[tarantool-patches] [PATCH 4/4] test: wait for xlog/snap/log file changes

Alexander Turenko alexander.turenko at tarantool.org
Wed Apr 10 16:28:45 MSK 2019


From: Alexander Tikhonov <avtikhon at gmail.com>

When a system in under heavy load (say, when tests are run in parallel)
it is possible that disc writes stalls for some time.
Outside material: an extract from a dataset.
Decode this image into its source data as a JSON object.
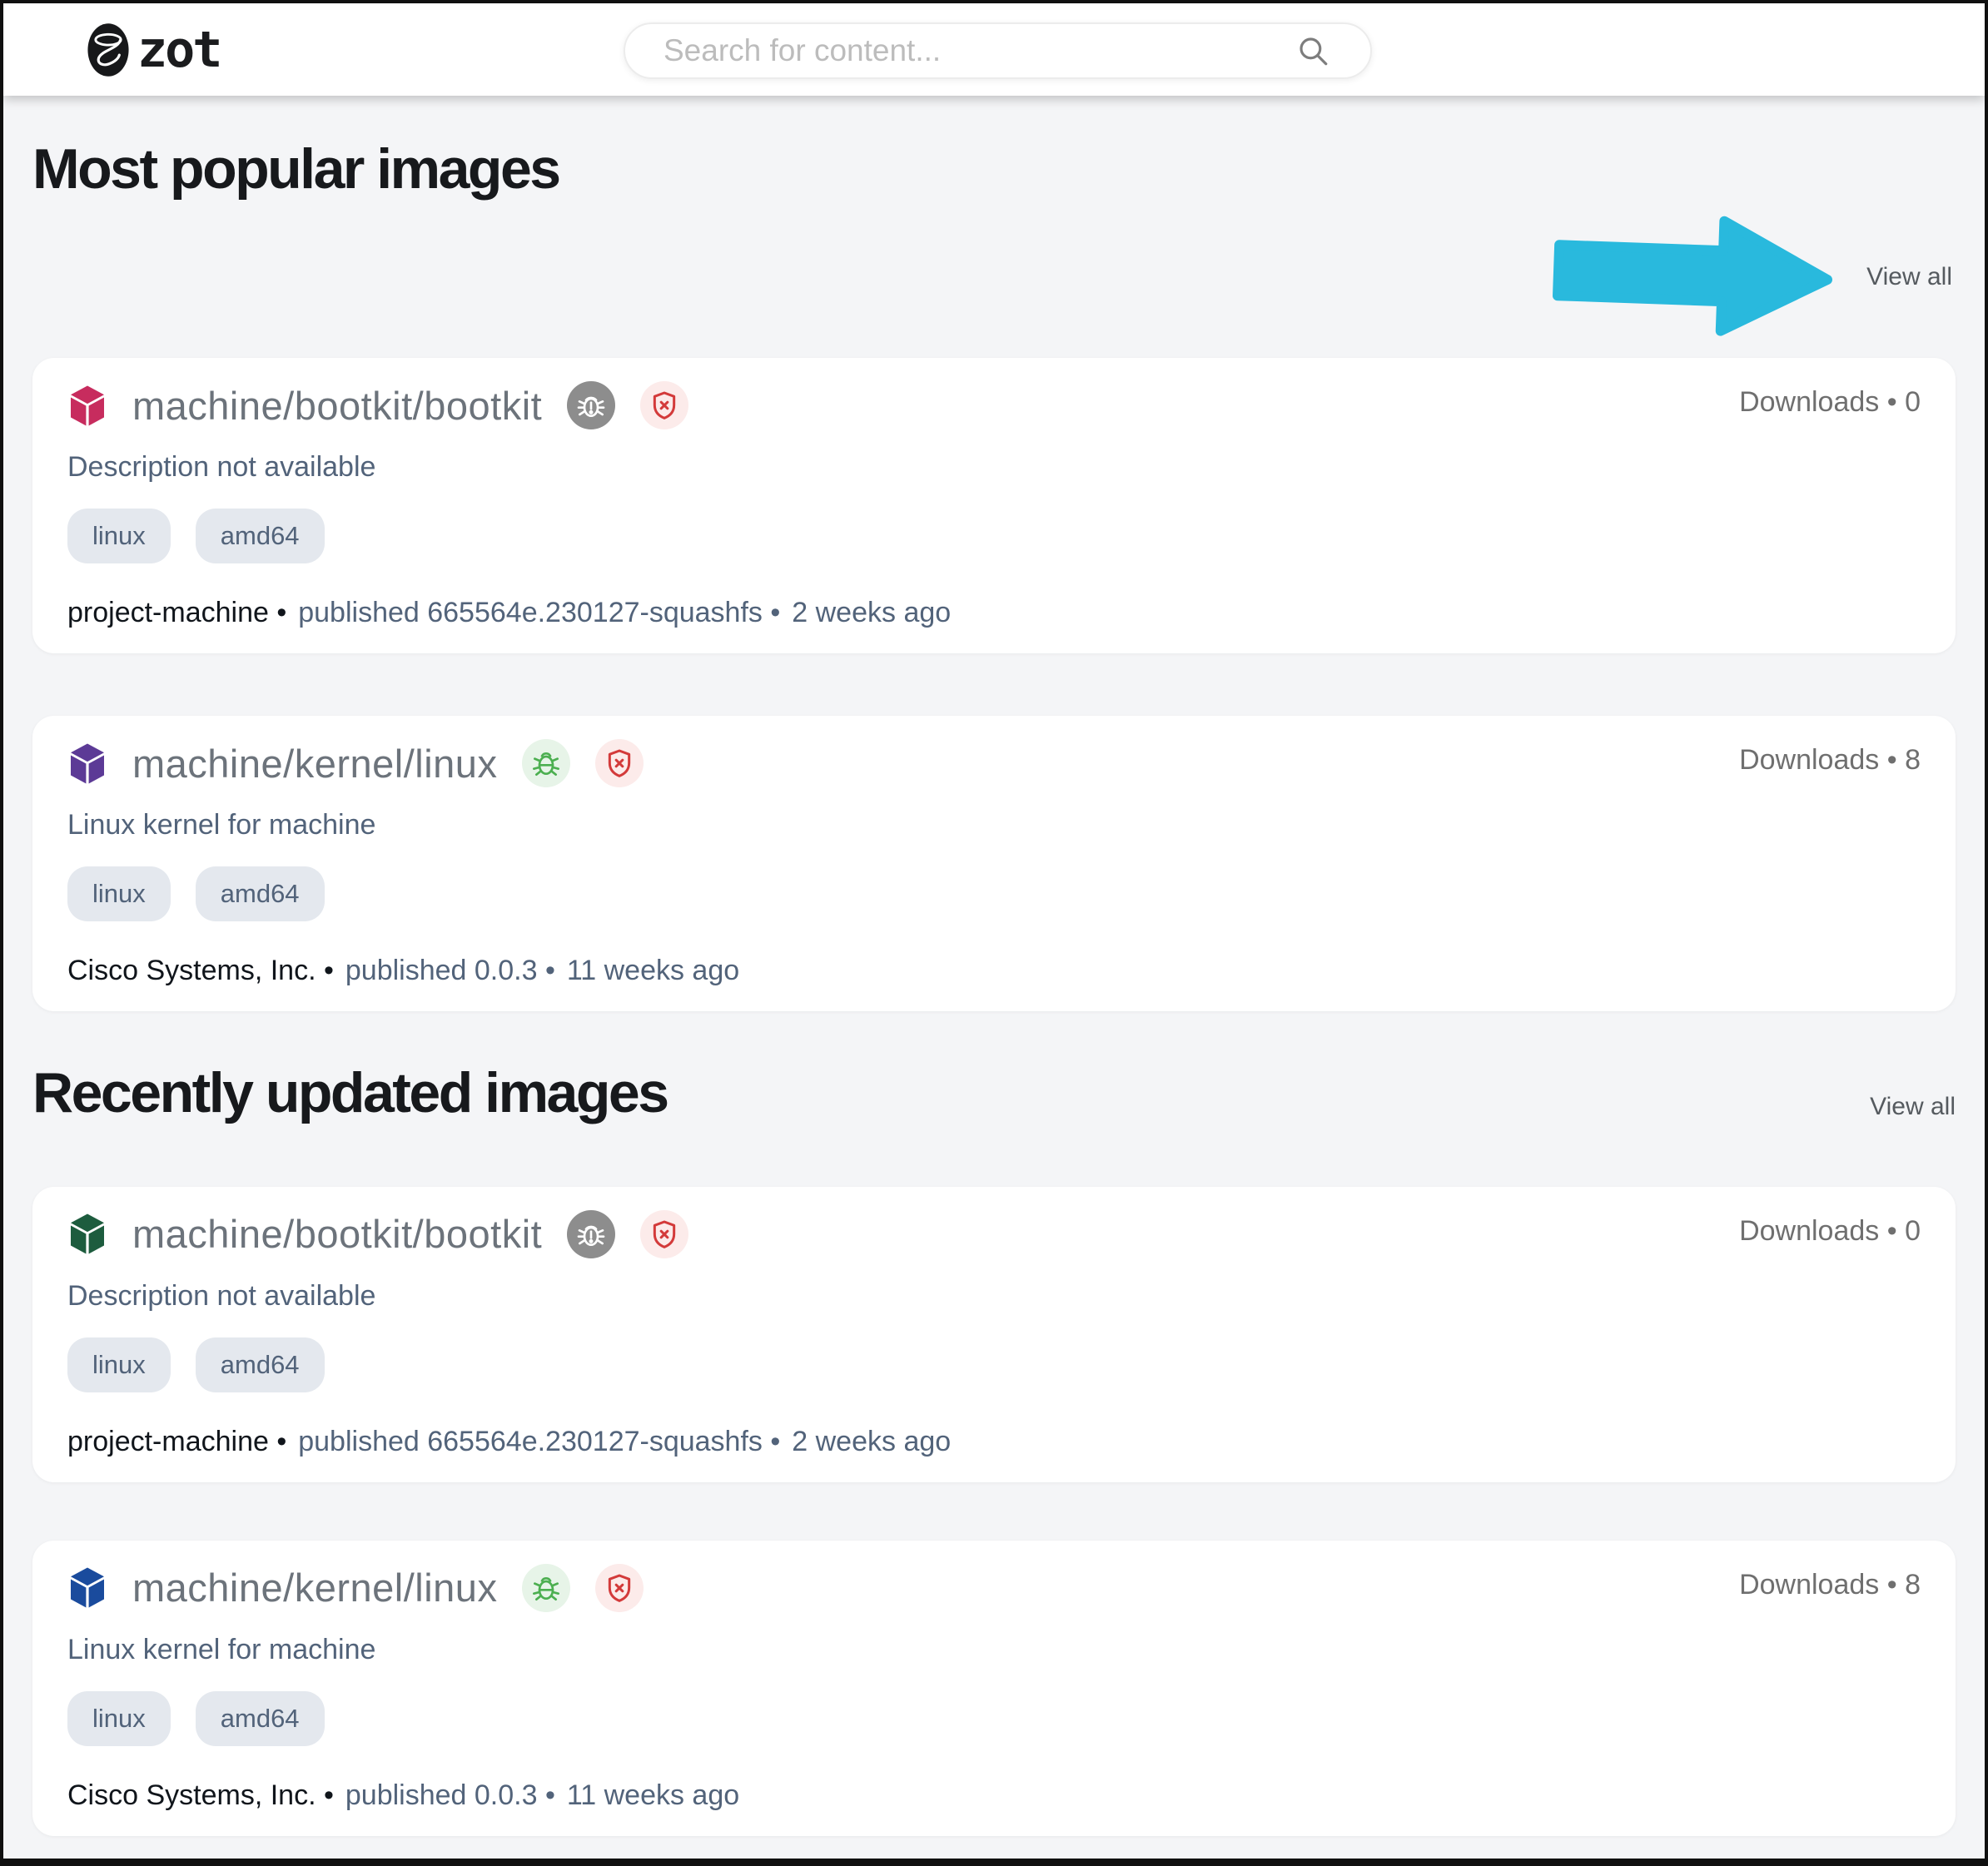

This can cause a
fail of a check that a test performs, so now we retry such checks during
60 seconds until a condition will be met.

This change targets replication test suite.
---
 test/replication/gc_no_space.result      | 18 ++++++++++--------
 test/replication/gc_no_space.test.lua    | 18 ++++++++++--------
 test/replication/replica_rejoin.result   | 10 +++++-----
 test/replication/replica_rejoin.test.lua |  6 +++---
 test/replication/sync.result             |  2 +-
 test/replication/sync.test.lua           |  2 +-
 6 files changed, 30 insertions(+), 26 deletions(-)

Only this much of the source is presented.